Noche de vigilia pascual, el párroco de la iglesia de mi pueblo no tuvo mejor idea que realizar el vía crucis, esa noche, recorriendo el antiguo cementerio que se encontraba a cientos de metros del poblado.
Yo no quería saber nada con asistir, pero mi abuela, vieja rezongona y ferviente admiradora de todos los santos, no reparó en tomarme del brazo y acusarme a punta dedo de adoradora del diablo y de todos los infiernos.
En ese momento, no sé si tuve más miedo de que terminara por darme una tunda, si continuaba con mi rebeldía, que temor de que el mismo satanás me llevara de "las patas" -como ella le decía a las piernas- esa misma noche mientras dormía.
Ya ni sé en qué momento, pero me cazó fuerte de las orejas, me llevó frente al fregadero, me lavó la cara con jabón blanco, mientras yo cerraba fuerte los ojos para que no se me metiera la espuma adentro y luego se me irritaran, pero mucho no pude evitarlo.
Tomó un viejo trapo que hacía de toalla - la economía de la nona no era muy buena en ese entonces como para andar comprando, así que reciclaba- me lo restregó por el rostro y las orejas para secarme. Luego buscó el peine colita del abuelo y me peinó dos trencitas a los costados, tan tirantes que me dejaban los ojos chinos. A las cachetadas me aplastó el flequillo, me lanzó una terrible mirada estirando hacia abajo su ojo derecho con la punta del índice como señal de advertencia.
Y así salí de la mano con ella, las trencitas, los ojos chinos y colorados, irritados por el jabón, un vestidito manga campana que le pertenecía a mi madre cuando era niña, de esos que ya nadie usaba terminando los '80.
Caminamos aceleradas hacia el cementerio, ya que llegábamos tarde si no nos dábamos prisa, como que me llevaba a la rastra la vieja. Vieja pero ligera de andar.
Al fin llegamos, allí estaba el párroco del pueblito con una veintena más de viejas santurronas que lo seguían a todas partes, esperándonos ansiosas para dar inicio al vía crucis. Pero faltaba alguien, Antonio el sepulturero quién debía preparar el cementerio para evitar que alguna persona cayera de improviso a una fosa durante el recorrido. No estaba, brillaba por su ausencia. Es más entre chisme va y chisme viene, de boca en boca y de vieja en vieja, entre dires y diretes; decían que llevaba días desaparecido y que el viejo pícaro, de unos setenta años avanzados de edad había conocido a una cuasi cuarentona y había huido del pueblo con ella.

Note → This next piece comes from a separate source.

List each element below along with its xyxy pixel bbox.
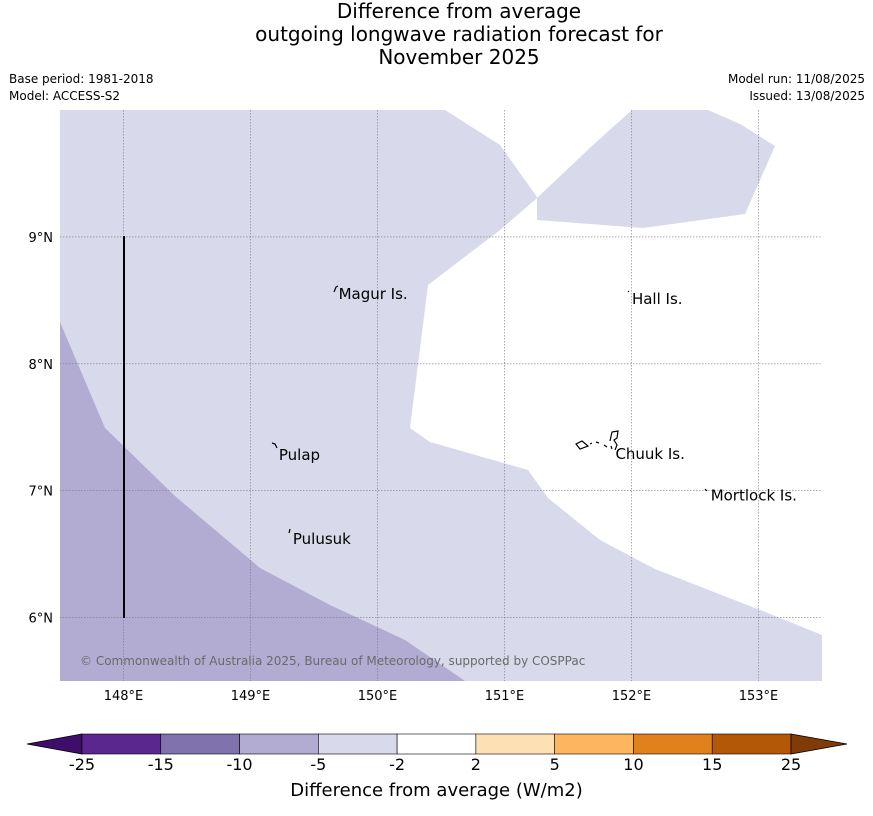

El párroco calló a las viejas en un llamado de atención y la procesión dio inicio sin la guía de Antonio.
Estaba oscuro y el recorrido era largo, caminamos entre tumbas y panteones, casi a oscuras y a la sola luz de las velas y antorchas que llevaban las feligresas. Todas oraban fuerte y a cantito acelerado, casi que no se les entendía nada de lo que decían y hasta parecían poseídas como queriendo hablar en lenguas. Cada tanto alguna se emocionaba y gritaba el nombre de algún que otro santo, para luego entrar en llanto desconsolado. Ya llegando al final del recorrido, nos encontramos en un sector medio abandonado, donde nuestras luminarias no eran suficientes contra la oscuridad.
El párroco por delante portando la cruz sujetándola con fuerza, por detrás las abuelas entre llanto, canto grito y oración y yo aferrada a las faldas de mi abuela como escondiéndome de algo porque me aterraba la escena.

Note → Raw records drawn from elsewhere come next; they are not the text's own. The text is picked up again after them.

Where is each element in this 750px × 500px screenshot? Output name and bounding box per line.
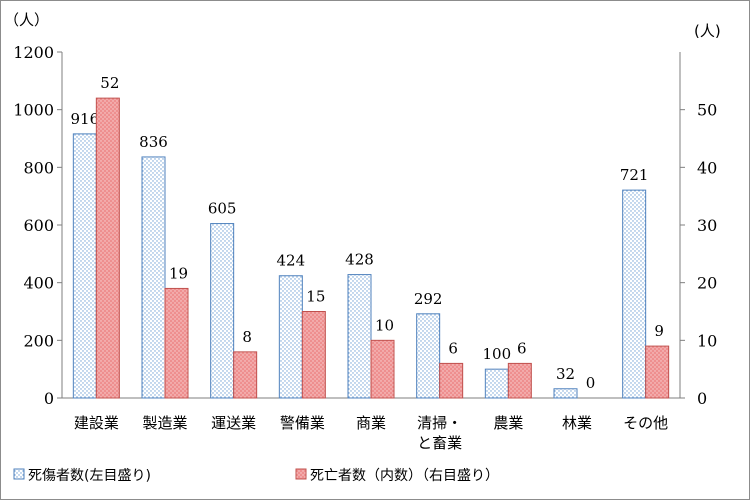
- bar-casualties: [210, 223, 235, 399]
- bar-casualties: [72, 133, 97, 399]
- bar-fatalities: [164, 287, 189, 399]
- bar-casualties: [622, 189, 647, 399]
- data-label-fatalities: 9: [654, 322, 664, 340]
- right-tick-label: 50: [697, 101, 717, 120]
- data-label-fatalities: 15: [306, 288, 325, 306]
- bar-casualties: [141, 156, 166, 399]
- data-label-casualties: 428: [345, 251, 374, 269]
- data-label-casualties: 424: [277, 252, 306, 270]
- bar-fatalities: [233, 351, 258, 399]
- bar-casualties: [347, 274, 372, 399]
- left-tick-label: 1000: [13, 101, 54, 120]
- bar-fatalities: [507, 362, 532, 399]
- category-label: 警備業: [280, 414, 325, 432]
- data-label-fatalities: 52: [100, 74, 119, 92]
- data-label-fatalities: 0: [586, 374, 596, 392]
- left-tick-label: 1200: [13, 43, 54, 62]
- data-label-fatalities: 10: [375, 316, 394, 334]
- data-label-casualties: 32: [556, 365, 575, 383]
- left-tick-label: 600: [23, 216, 54, 235]
- category-label: 商業: [356, 414, 386, 432]
- category-label: 製造業: [142, 414, 187, 432]
- data-label-casualties: 836: [139, 133, 168, 151]
- bar-fatalities: [95, 97, 120, 399]
- data-label-casualties: 605: [208, 200, 237, 218]
- right-tick-label: 20: [697, 274, 717, 293]
- bar-fatalities: [439, 362, 464, 399]
- data-label-casualties: 100: [483, 345, 512, 363]
- category-label: 農業: [493, 414, 523, 432]
- right-tick-label: 10: [697, 331, 717, 350]
- data-label-fatalities: 8: [242, 328, 252, 346]
- right-tick-label: 30: [697, 216, 717, 235]
- legend-swatch-fatalities: [295, 468, 307, 480]
- legend-label-fatalities: 死亡者数（内数）（右目盛り）: [310, 468, 499, 484]
- bar-casualties: [484, 368, 509, 399]
- bar-fatalities: [370, 339, 395, 399]
- bar-casualties: [416, 313, 441, 399]
- data-label-fatalities: 6: [448, 339, 458, 357]
- category-label: 建設業: [74, 414, 119, 432]
- data-label-casualties: 292: [414, 290, 443, 308]
- data-label-fatalities: 19: [169, 264, 188, 282]
- left-axis-unit: （人）: [4, 11, 49, 29]
- right-axis-unit: (人): [694, 22, 721, 40]
- data-label-fatalities: 6: [517, 339, 527, 357]
- bar-casualties: [553, 388, 578, 399]
- category-label: その他: [623, 414, 668, 432]
- left-tick-label: 0: [44, 389, 54, 408]
- right-tick-label: 40: [697, 158, 717, 177]
- category-label: 林業: [562, 414, 592, 432]
- bar-fatalities: [645, 345, 670, 399]
- category-label: 清掃・と畜業: [417, 414, 462, 452]
- right-tick-label: 0: [697, 389, 707, 408]
- legend-label-casualties: 死傷者数(左目盛り): [28, 468, 151, 484]
- data-label-casualties: 916: [71, 110, 100, 128]
- data-label-casualties: 721: [620, 166, 649, 184]
- legend-swatch-casualties: [13, 468, 25, 480]
- left-tick-label: 400: [23, 274, 54, 293]
- bar-fatalities: [301, 311, 326, 399]
- bar-casualties: [278, 275, 303, 399]
- left-tick-label: 800: [23, 158, 54, 177]
- left-tick-label: 200: [23, 331, 54, 350]
- category-label: 運送業: [211, 414, 256, 432]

- Cristo vive!!! -Grita el sacerdote de repente y por detrás las fieles a coro repiten la alabanza en voz potente.
-Ayudaaa, estoy vivo. Ayudaaaa!!!- se oyó un grito y una mano sucia asomó repentinamente por la fosa de una tumba vieja con la lápida partida.

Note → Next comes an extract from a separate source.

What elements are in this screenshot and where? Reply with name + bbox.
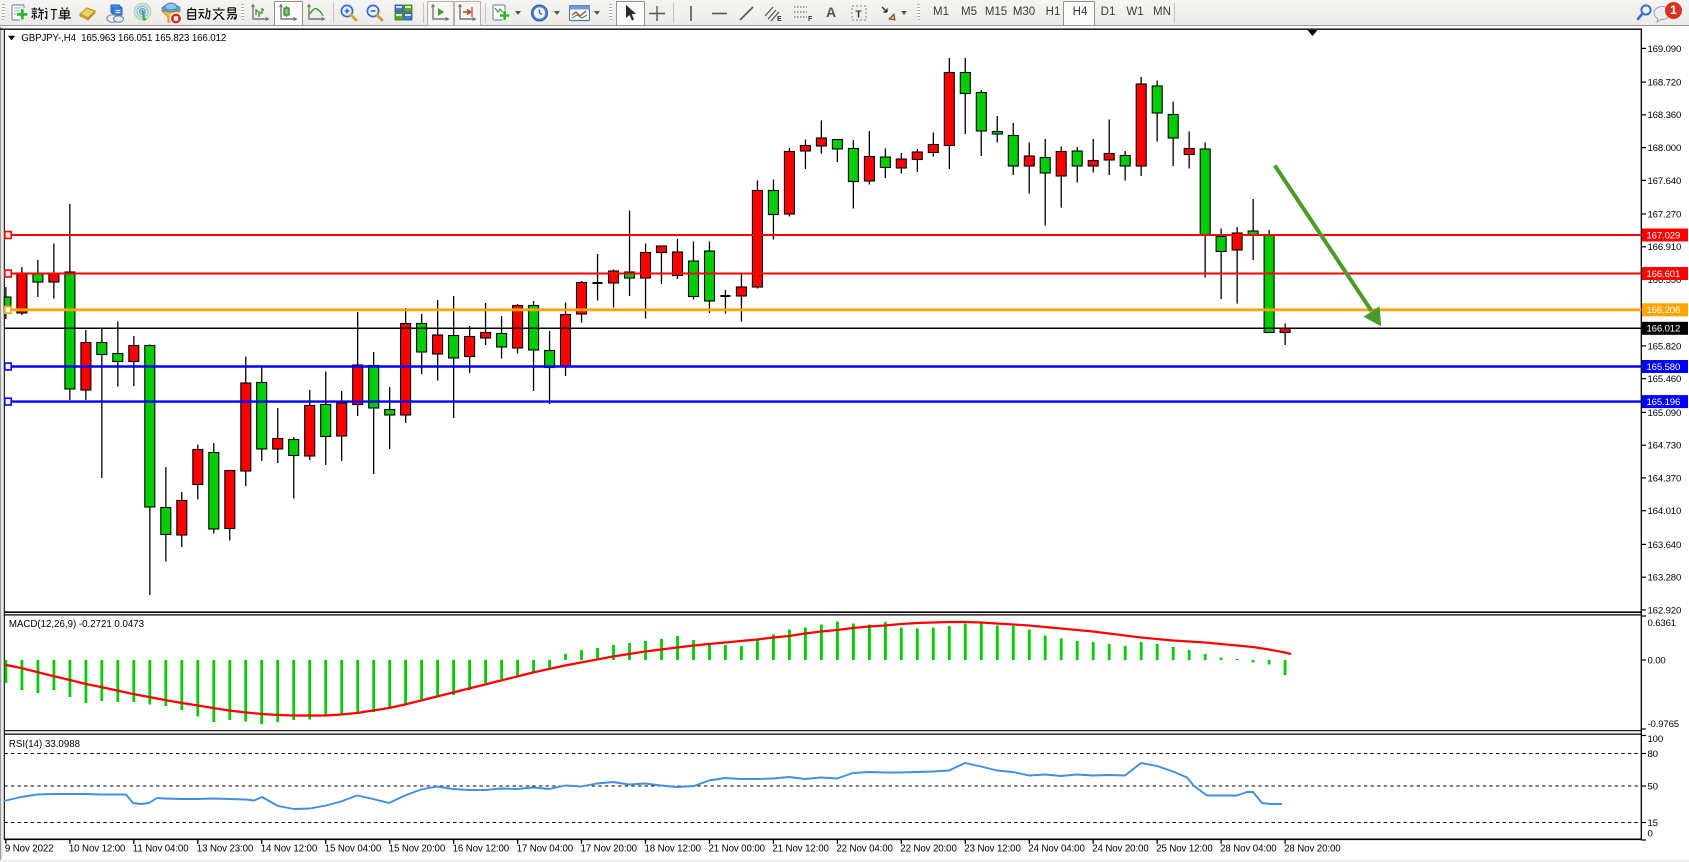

El párroco largó la cruz al suelo y salió corriendo como quién ve un fantasma, levantándose la sotana para no enredarse y caer. La mitad de las viejas se desmayaron, casi que se mueren del infarto y yo, para nada valiente, quedé invadida por la parálisis. Solo mi abuela no atinó a correr, ni a desmayarse y movida por su curiosidad y su fe, se acercó a socorrer al aparente difunto resucitado que pedía auxilio. Al grito de “Cristo resucitó”, tomó una escalera que estaba tirada cerca de la tumba y se la acercó a su señor para que saliera.
¡Cuando al fin salió, oh! ¡Sorpresa! para los pocos que habíamos quedado. Era Antonio el sepulturero, quién hacía días había caído descompensado al hueco, mientras arreglaba el cementerio... Su desaparición nada tenía que ver con la aventura romántica de la que se hablaba, ni mucho menos era Cristo resucitado, como creía mi abuela.